Here the stuff grows in many places at the roadside. I took a closer look at one plant today:


----------



## devanb (Apr 26, 2020)

that looks very similar.  I covered the areas with hay. perhaps a contaminant.

Do you know if its a perennial or annual?


----------



## 2L8 (Mar 18, 2019)

It is, unfortunately, perennial. Moreover, it is said to form deep roots and rhizomes. So try to get rid of it as far as possible. Pulling it out or better levering it out should still be possible.

The grass was not native here originally. It is said to have been introduced in the 19th century. Now you see it in masses at the roadside. Apparently a very invasive neophyte.


----------



## devanb (Apr 26, 2020)

2L8 said:


> It is, unfortunately, perennial. Moreover, it is said to form deep roots and rhizomes. So try to get rid of it as far as possible. Pulling it out or better levering it out should still be possible.
> 
> The grass was not native here originally. It is said to have been introduced in the 19th century. Now you see it in masses at the roadside. Apparently a very invasive neophyte.


Thank you for the help.

After much searching and sampling, I think I have Cheatgrass, Bromus tectorum. The seed head most closely resembles what I see online.

I've been hand pulling these plants for a few days, about 200 so far. There are thousands so I'm stopping.

I plan to put some preemergent again in the spring, and this fall and keep mowing. Hopefully it's cheatgrass and its an annual.


----------



## 2L8 (Mar 18, 2019)

Bromus tectorum we can rule out as this grass is hairy and yours is hairless. The leaves are narrower with a maximum of 1/4 " in cheatgrass.

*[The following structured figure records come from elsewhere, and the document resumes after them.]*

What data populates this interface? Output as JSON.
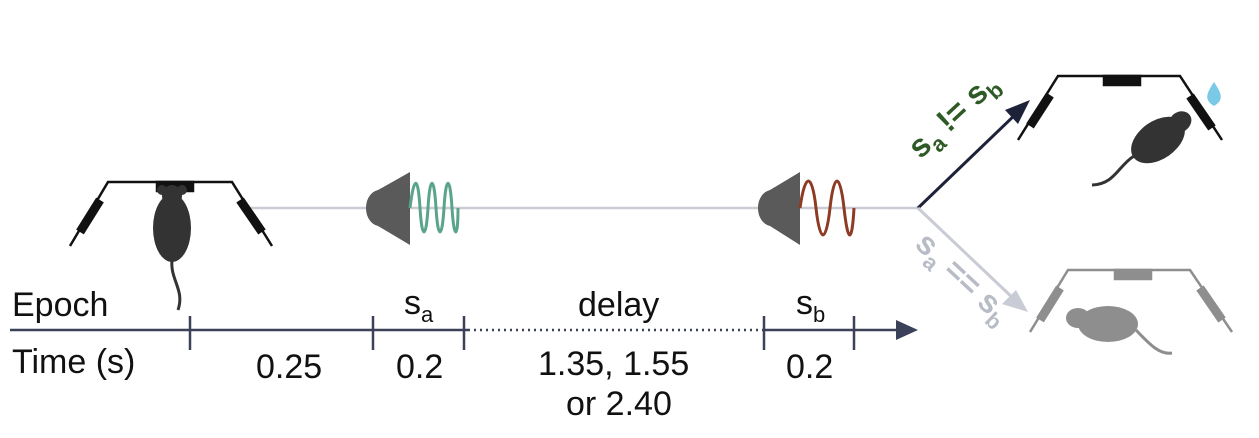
{
  "labels": {
    "epoch": "Epoch",
    "time": "Time (s)",
    "stim_a": "s",
    "stim_a_sub": "a",
    "delay": "delay",
    "stim_b": "s",
    "stim_b_sub": "b"
  },
  "durations": {
    "pre": "0.25",
    "sa": "0.2",
    "delay_line1": "1.35, 1.55",
    "delay_line2": "or 2.40",
    "sb": "0.2"
  },
  "outcomes": {
    "different": {
      "a": "s",
      "a_sub": "a",
      "op": " != ",
      "b": "s",
      "b_sub": "b",
      "color": "#2e5a26"
    },
    "same": {
      "a": "s",
      "a_sub": "a",
      "op": " == ",
      "b": "s",
      "b_sub": "b",
      "color": "#b8bcc6"
    }
  },
  "colors": {
    "axis": "#3b4158",
    "track": "#c9cbd5",
    "mouse": "#333333",
    "mouse_faded": "#8e8e8e",
    "tone_a": "#5aa58a",
    "tone_b": "#8e3b24",
    "speaker": "#5a5a5a",
    "water": "#7ac9e6"
  },
  "icons": [
    "mouse-icon",
    "speaker-icon",
    "water-drop-icon",
    "arena-icon"
  ]
}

But your guess alerted me to the fact that cheatgrass is a very invasive grass in the US (especially in the southwestern states), which is not the case here in Europe.


----------



## devanb (Apr 26, 2020)

On closer inspection (taking off my glasses) the grass is definitely hairy.

Sorry I misled earlier.


----------



## 2L8 (Mar 18, 2019)

Sorry for the late response. But if the hairs on the grass are only noticeable on closer inspection, then oat grass is more likely to be considered. Cheatgrass has longer hairs and the leaf sheath is also very hairy there.
Oatgrass:

Cheatgrass:
https://www.eeob.iastate.edu/research/IowaGrasses/speciespages/BromuTecto/BroTecLi1.html

From a distance, however, both grasses are surprisingly similar.

In the end, however, both grasses can probably only be removed by pulling them out.


----------



## devanb (Apr 26, 2020)

If it is cheatgrass, an annual as I understand, then it should die off this year. I am applying preemergent in the fall this year since I am not seeding (ever again).

The samples I photographed were quite young. The plants now are definitely hairy.

Since I was planting on a steep incline, the brome actually helps to stabilize things. I'll keep posting on this thread in case anyone else ends up growing hay after a renovation.


----------